Avec l’ouverture de l’Art Patio, il espère stabiliser sa situation et faire venir sa femme et les deux fillettes aujourd’hui âgées de 5 et 10 ans. « Je sais que je finirai ma vie ici. Je pense que l’Espagne mettra dix à quinze ans pour se relever de la crise. Et vu mon âge, qu’est ce que je vais faire là bas ? demande t-il. Mais ce n’est pas un problème, le Maroc et l’Espagne sont proches. Je m’intègre très bien ici. J’ai commencé à apprendre la darija (l’arabe dialectal), suffisamment pour me faire comprendre et que les gens m’acceptent ». La langue, l’intégration, ce n’est pas une préoccupation pour Juan Carlos Sevilla, 44 ans. Lui est installé à Tanger et a ouvert un restaurant sur le port. Originaire de Valence, l’homme était chef de chantier en Espagne. « A Tanger, il y a de nombreux étrangers. C’est ce qui m’a motivé pour venir. Beaucoup de gens parlent espagnol dans le nord, explique le restaurateur. Mes affaires marchent bien. Je ne sais pas si je rentrerai en Espagne un jour, je suis bien ici ».
Dans son bureau de conseil et d’expertise comptable à Rabat, les coups de téléphone se succèdent. Rachid El Atellah a monté K2 Consulting en 2008 avec un associé espagnol. « On reçoit chaque jour deux à trois demandes d’entrepreneurs espagnols qui cherchent des renseignements, souhaitent venir travailler au Maroc, dans la construction, l’agriculture, la pêche, les services, indique le responsable marocain. Quand j’avais 20 ans, je voulais quitter le Maroc pour travailler en Espagne. Aujourd’hui les choses se sont inversées. Je vais en Espagne pour les vacances et ce sont les Espagnols qui viennent chercher du travail au Maroc ! ». K2 Consulting compte plus de 300 entreprises espagnoles dans son portefeuille ; des sociétés installées sur tout le territoire marocain.
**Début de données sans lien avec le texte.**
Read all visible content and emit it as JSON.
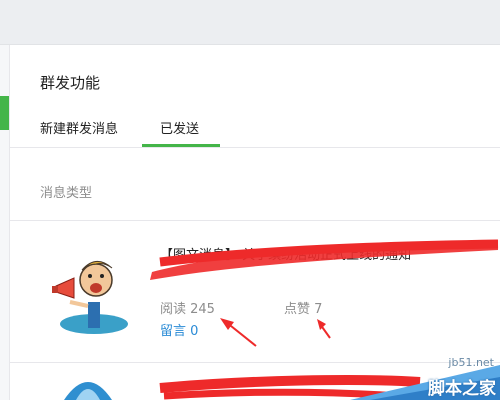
{
  "header": {
    "title": "群发功能"
  },
  "tabs": [
    {
      "label": "新建群发消息",
      "active": false
    },
    {
      "label": "已发送",
      "active": true
    }
  ],
  "section": {
    "label": "消息类型"
  },
  "message": {
    "title": "【图文消息】 关于缤纷活动正式上线的通知",
    "reads_label": "阅读 245",
    "likes_label": "点赞 7",
    "comment_label": "留言 0"
  },
  "watermark": {
    "top": "jb51.net",
    "bottom": "脚本之家"
  },
  "colors": {
    "accent_green": "#44b549",
    "link_blue": "#2a8bd6",
    "annotation_red": "#ee2a2a"
  }
}
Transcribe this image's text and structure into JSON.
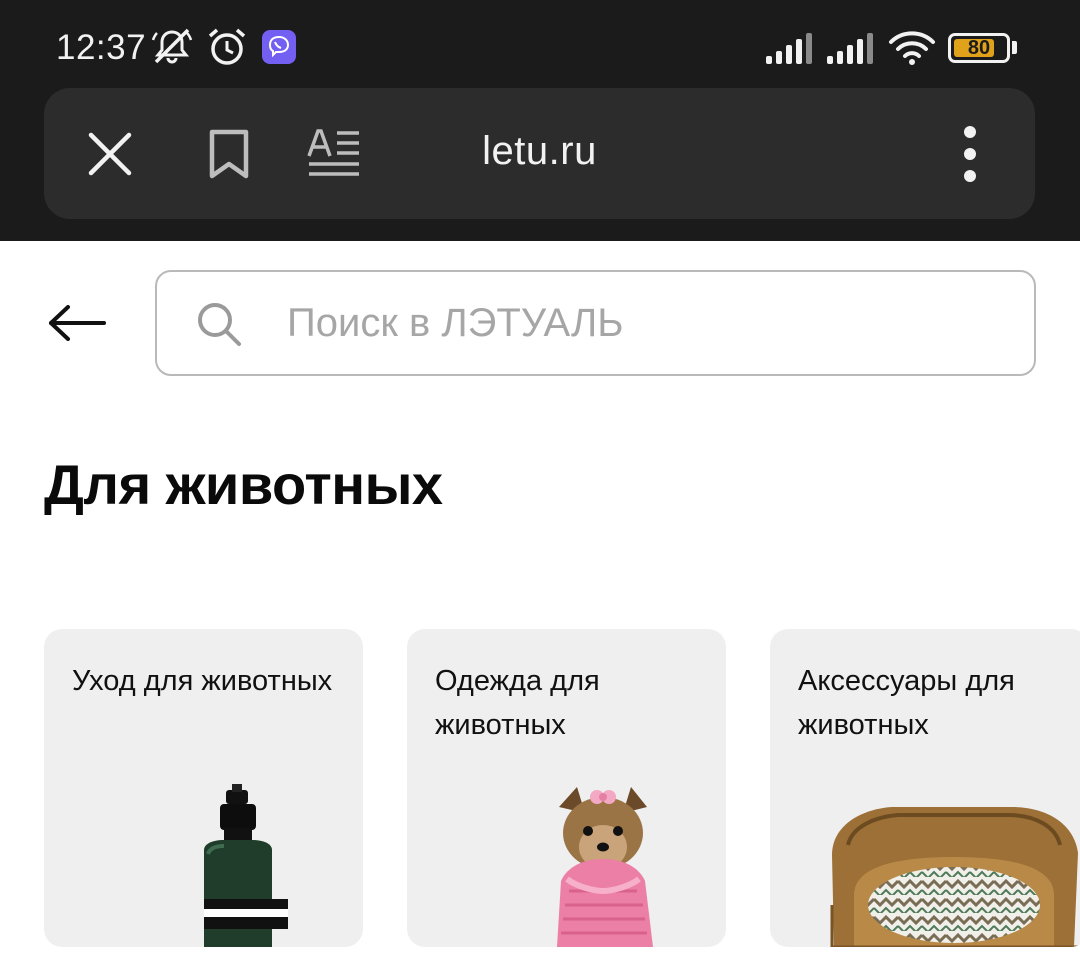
{
  "status_bar": {
    "time": "12:37",
    "battery_percent": "80",
    "battery_level": 0.8,
    "icons": [
      "bell-muted-icon",
      "alarm-icon",
      "viber-icon",
      "signal-sim1-icon",
      "signal-sim2-icon",
      "wifi-icon",
      "battery-icon"
    ]
  },
  "browser": {
    "url": "letu.ru",
    "icons": [
      "close-icon",
      "bookmark-icon",
      "reader-mode-icon",
      "more-vertical-icon"
    ]
  },
  "search": {
    "placeholder": "Поиск в ЛЭТУАЛЬ",
    "value": ""
  },
  "page": {
    "title": "Для животных"
  },
  "categories": [
    {
      "label": "Уход для животных",
      "image": "spray-bottle-image"
    },
    {
      "label": "Одежда для животных",
      "image": "dog-in-sweater-image"
    },
    {
      "label": "Аксессуары для животных",
      "image": "pet-bed-image"
    }
  ],
  "colors": {
    "chrome_bg": "#1b1b1b",
    "urlbar_bg": "#2c2c2c",
    "card_bg": "#efefef",
    "viber": "#7360f2",
    "battery_fill": "#e0a21a"
  }
}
Tout n’est pourtant pas rose pour ces Espagnols venus tenter l’aventure. Près de 30% des petites entreprises suivies par K2 Consulting ces cinq dernières années ont fait faillite. « Les entrepreneurs espagnols qui arrivent au Maroc ne réalisent pas l’importance du montant des charges à payer, que ce soient les impôts, les droits de douane, les frais sur les transferts d’argent. Le retour à la réalité est dur », constate Rachid El Atellah. « Pour les marchés passés avec l’Etat, il y a toujours des retards de paiement. Les banques marocaines ne font pas crédit à moins d’être au Maroc depuis 36 mois. Pour venir monter une entreprise au Maroc, il faut de l’argent ! Beaucoup d’Espagnols viennent puis repartent au bout de quelques mois ».
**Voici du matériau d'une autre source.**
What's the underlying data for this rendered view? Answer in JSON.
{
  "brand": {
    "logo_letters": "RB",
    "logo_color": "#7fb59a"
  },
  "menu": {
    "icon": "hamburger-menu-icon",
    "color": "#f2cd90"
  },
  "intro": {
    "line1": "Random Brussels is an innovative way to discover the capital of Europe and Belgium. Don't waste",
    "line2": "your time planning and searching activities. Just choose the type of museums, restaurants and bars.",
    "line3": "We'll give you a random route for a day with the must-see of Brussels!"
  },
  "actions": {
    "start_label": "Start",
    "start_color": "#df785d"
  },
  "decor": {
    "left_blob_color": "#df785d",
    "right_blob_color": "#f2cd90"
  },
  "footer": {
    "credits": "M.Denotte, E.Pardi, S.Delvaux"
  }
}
Si les petites entreprises de construction marocaines s’inquiètent de cette nouvelle concurrence, dans l’ensemble, les Marocains observent l’arrivée de ces migrants d’un genre nouveau avec une certaine ironie. L’Histoire leur offre une revanche.
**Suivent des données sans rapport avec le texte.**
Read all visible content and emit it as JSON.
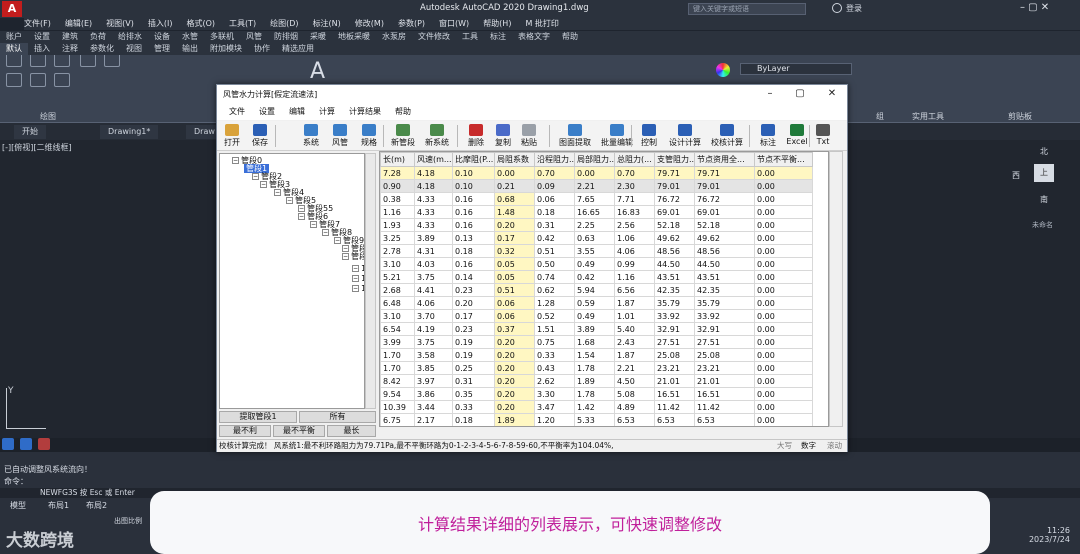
{
  "autocad": {
    "title": "Autodesk AutoCAD 2020    Drawing1.dwg",
    "search_placeholder": "键入关键字或短语",
    "login": "登录",
    "menu": [
      "文件(F)",
      "编辑(E)",
      "视图(V)",
      "插入(I)",
      "格式(O)",
      "工具(T)",
      "绘图(D)",
      "标注(N)",
      "修改(M)",
      "参数(P)",
      "窗口(W)",
      "帮助(H)",
      "M 批打印"
    ],
    "ribbon_tabs": [
      "默认",
      "插入",
      "注释",
      "参数化",
      "视图",
      "管理",
      "输出",
      "附加模块",
      "协作",
      "精选应用"
    ],
    "ribbon_top_row": [
      "账户",
      "设置",
      "建筑",
      "负荷",
      "给排水",
      "设备",
      "水管",
      "多联机",
      "风管",
      "防排烟",
      "采暖",
      "地板采暖",
      "水泵房",
      "文件修改",
      "工具",
      "标注",
      "表格文字",
      "帮助"
    ],
    "ribbon_panels": [
      "绘图",
      "组",
      "实用工具",
      "剪贴板"
    ],
    "layer_name": "ByLayer",
    "doc_tabs": [
      "开始",
      "Drawing1*",
      "Draw"
    ],
    "viewport_label": "[-][俯视][二维线框]",
    "viewcube": {
      "north": "北",
      "west": "西",
      "top": "上",
      "south": "南",
      "wcs": "未命名"
    },
    "cmd_lines": [
      "已自动调整风系统流向！",
      "命令："
    ],
    "cmd_input": "NEWFG3S 按 Esc 或 Enter",
    "layout_tabs": [
      "模型",
      "布局1",
      "布局2"
    ],
    "status_scale": "出图比例",
    "clock_time": "11:26",
    "clock_date": "2023/7/24"
  },
  "dialog": {
    "title": "风管水力计算[假定流速法]",
    "menu": [
      "文件",
      "设置",
      "编辑",
      "计算",
      "计算结果",
      "帮助"
    ],
    "toolbar": [
      "打开",
      "保存",
      "系统",
      "风管",
      "规格",
      "新管段",
      "新系统",
      "删除",
      "复制",
      "粘贴",
      "图面提取",
      "批量编辑",
      "控制",
      "设计计算",
      "校核计算",
      "标注",
      "Excel",
      "Txt"
    ],
    "tree": [
      "管段0",
      "管段1",
      "管段2",
      "管段3",
      "管段4",
      "管段5",
      "管段55",
      "管段6",
      "管段7",
      "管段8",
      "管段9",
      "管段9",
      "管段9",
      "1",
      "1",
      "1"
    ],
    "tree_buttons": [
      "提取管段1",
      "所有",
      "最不利",
      "最不平衡",
      "最长"
    ],
    "columns": [
      "长(m)",
      "风速(m...",
      "比摩阻(P...",
      "局阻系数",
      "沿程阻力...",
      "局部阻力...",
      "总阻力(...",
      "支管阻力...",
      "节点资用全...",
      "节点不平衡..."
    ],
    "rows": [
      [
        "7.28",
        "4.18",
        "0.10",
        "0.00",
        "0.70",
        "0.00",
        "0.70",
        "79.71",
        "79.71",
        "0.00"
      ],
      [
        "0.90",
        "4.18",
        "0.10",
        "0.21",
        "0.09",
        "2.21",
        "2.30",
        "79.01",
        "79.01",
        "0.00"
      ],
      [
        "0.38",
        "4.33",
        "0.16",
        "0.68",
        "0.06",
        "7.65",
        "7.71",
        "76.72",
        "76.72",
        "0.00"
      ],
      [
        "1.16",
        "4.33",
        "0.16",
        "1.48",
        "0.18",
        "16.65",
        "16.83",
        "69.01",
        "69.01",
        "0.00"
      ],
      [
        "1.93",
        "4.33",
        "0.16",
        "0.20",
        "0.31",
        "2.25",
        "2.56",
        "52.18",
        "52.18",
        "0.00"
      ],
      [
        "3.25",
        "3.89",
        "0.13",
        "0.17",
        "0.42",
        "0.63",
        "1.06",
        "49.62",
        "49.62",
        "0.00"
      ],
      [
        "2.78",
        "4.31",
        "0.18",
        "0.32",
        "0.51",
        "3.55",
        "4.06",
        "48.56",
        "48.56",
        "0.00"
      ],
      [
        "3.10",
        "4.03",
        "0.16",
        "0.05",
        "0.50",
        "0.49",
        "0.99",
        "44.50",
        "44.50",
        "0.00"
      ],
      [
        "5.21",
        "3.75",
        "0.14",
        "0.05",
        "0.74",
        "0.42",
        "1.16",
        "43.51",
        "43.51",
        "0.00"
      ],
      [
        "2.68",
        "4.41",
        "0.23",
        "0.51",
        "0.62",
        "5.94",
        "6.56",
        "42.35",
        "42.35",
        "0.00"
      ],
      [
        "6.48",
        "4.06",
        "0.20",
        "0.06",
        "1.28",
        "0.59",
        "1.87",
        "35.79",
        "35.79",
        "0.00"
      ],
      [
        "3.10",
        "3.70",
        "0.17",
        "0.06",
        "0.52",
        "0.49",
        "1.01",
        "33.92",
        "33.92",
        "0.00"
      ],
      [
        "6.54",
        "4.19",
        "0.23",
        "0.37",
        "1.51",
        "3.89",
        "5.40",
        "32.91",
        "32.91",
        "0.00"
      ],
      [
        "3.99",
        "3.75",
        "0.19",
        "0.20",
        "0.75",
        "1.68",
        "2.43",
        "27.51",
        "27.51",
        "0.00"
      ],
      [
        "1.70",
        "3.58",
        "0.19",
        "0.20",
        "0.33",
        "1.54",
        "1.87",
        "25.08",
        "25.08",
        "0.00"
      ],
      [
        "1.70",
        "3.85",
        "0.25",
        "0.20",
        "0.43",
        "1.78",
        "2.21",
        "23.21",
        "23.21",
        "0.00"
      ],
      [
        "8.42",
        "3.97",
        "0.31",
        "0.20",
        "2.62",
        "1.89",
        "4.50",
        "21.01",
        "21.01",
        "0.00"
      ],
      [
        "9.54",
        "3.86",
        "0.35",
        "0.20",
        "3.30",
        "1.78",
        "5.08",
        "16.51",
        "16.51",
        "0.00"
      ],
      [
        "10.39",
        "3.44",
        "0.33",
        "0.20",
        "3.47",
        "1.42",
        "4.89",
        "11.42",
        "11.42",
        "0.00"
      ],
      [
        "6.75",
        "2.17",
        "0.18",
        "1.89",
        "1.20",
        "5.33",
        "6.53",
        "6.53",
        "6.53",
        "0.00"
      ]
    ],
    "status": "校核计算完成！  风系统1:最不利环路阻力为79.71Pa,最不平衡环路为0-1-2-3-4-5-6-7-8-59-60,不平衡率为104.04%,",
    "status_right": [
      "大写",
      "数字",
      "滚动"
    ]
  },
  "caption": "计算结果详细的列表展示，可快速调整修改",
  "watermark": "大数跨境",
  "colors": {
    "caption": "#c01f9b",
    "autocad_red": "#c21d1d",
    "selection": "#3a6fd8",
    "highlight_col": "#fff7c2"
  }
}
En Espagne, le taux de chômage touche un quart de la population active et plus d’un jeune sur deux âgé de moins de 25 ans. Selon l’Institut national des statistiques en Espagne (INE), près de 4 000 migrants espagnols auraient traversé le détroit pour venir s’établir au Maroc depuis la crise en 2008. Une goutte d’eau comparée aux flux massifs d’émigration enregistrés à destination de l’Equateur, du Royaume Uni, de la France ou de l’Allemagne. Officiellement, ils seraient 10 000 ressortissants espagnols enregistrés au Maroc. Des chiffres qui masquent mal la réalité de nombreux migrants en « situation irrégulière ». Des hommes et des femmes qui font la navette entre les deux pays grâce à leur visa touristique. Les autorités espagnoles s’inquiètent de l’image renvoyée par ces « travailleurs illégaux ».
Un pari sur l’avenir
Elena, une jolie brune d’une quarantaine d’années originaire d’Andalousie, flâne dans les rues de Tanger. Elle vit au Maroc depuis plusieurs mois et propose ses services comme guide à des touristes anglophones. D’autres de ses amis travaillent dans des hôtels du côté d’Asilah, petit village de pêcheurs sur l’Atlantique, à une quarantaine de kilomètres de Tanger. « On est parti à cause du manque d’argent. On a quitté l’Espagne sous la dictature de Franco. Là, c’est à cause de la crise. Ceux qui partent sont des gens bien formés, éduqués, lance Elena, amère. Ce n’est pas seulement une crise économique, c’est plus profond, c’est une crise des valeurs, du capitalisme ».
A la terrasse du Cinéma Rif, place du grand Socco, les Tangérois rêvassent devant un verre de thé à la menthe. Virginia Acebal, 28 ans, est au Maroc depuis à peine un mois, en « stage » à la cinémathèque, un lieu d’échange et de créativité. Malgré un master en communication culturelle et des études entre Madrid et Paris, la jeune femme galère depuis deux ans, de petits boulots en stages mal rémunérés. « J’ai travaillé à Barcelone pour 600 euros par mois, j’arrivais juste à payer le loyer et manger », explique t-elle. « Je suis en stage ici pour trois mois. Plutôt continuer à apprendre que rester à ne rien faire ». L’avenir ? Virginia ne sait pas : « La situation en Espagne est très grave. Dans ma promotion, très peu ont trouvé du travail. La grande majorité est au chômage. Le gouvernement espagnol fait n’importe quoi ! On est en colère. Ils ont volé de l’argent et après ils dépensent n’importe comment, ils coupent dans les dépenses sociales, de santé (…) J’aimerais vivre en Espagne, mais si je trouve quelque chose ici, pourquoi pas ».
Ancien technicien chez Telefónica, Juan Antonio a jeté l’éponge. Venu quelques mois à Rabat pour trouver du travail et apprendre le français, il a fini par rentrer chez lui en Espagne. « J’avais laissé mon fils derrière moi. Et surtout, je ne pouvais pas travailler au Maroc », explique t-il. Pour travailler légalement dans le royaume chérifien, les étrangers doivent faire viser leur contrat de travail par le ministère de l’Emploi, qui s’assure que « le profil est rare et recherché ». Au Maroc, le taux de chômage des jeunes est également un fléau, il touche 30% des 15-29 ans. Depuis quelques mois, le pays est lui aussi rattrapé par la crise. Sous tension, les autorités marocaines sont plus regardantes sur les conditions d’emploi des étrangers.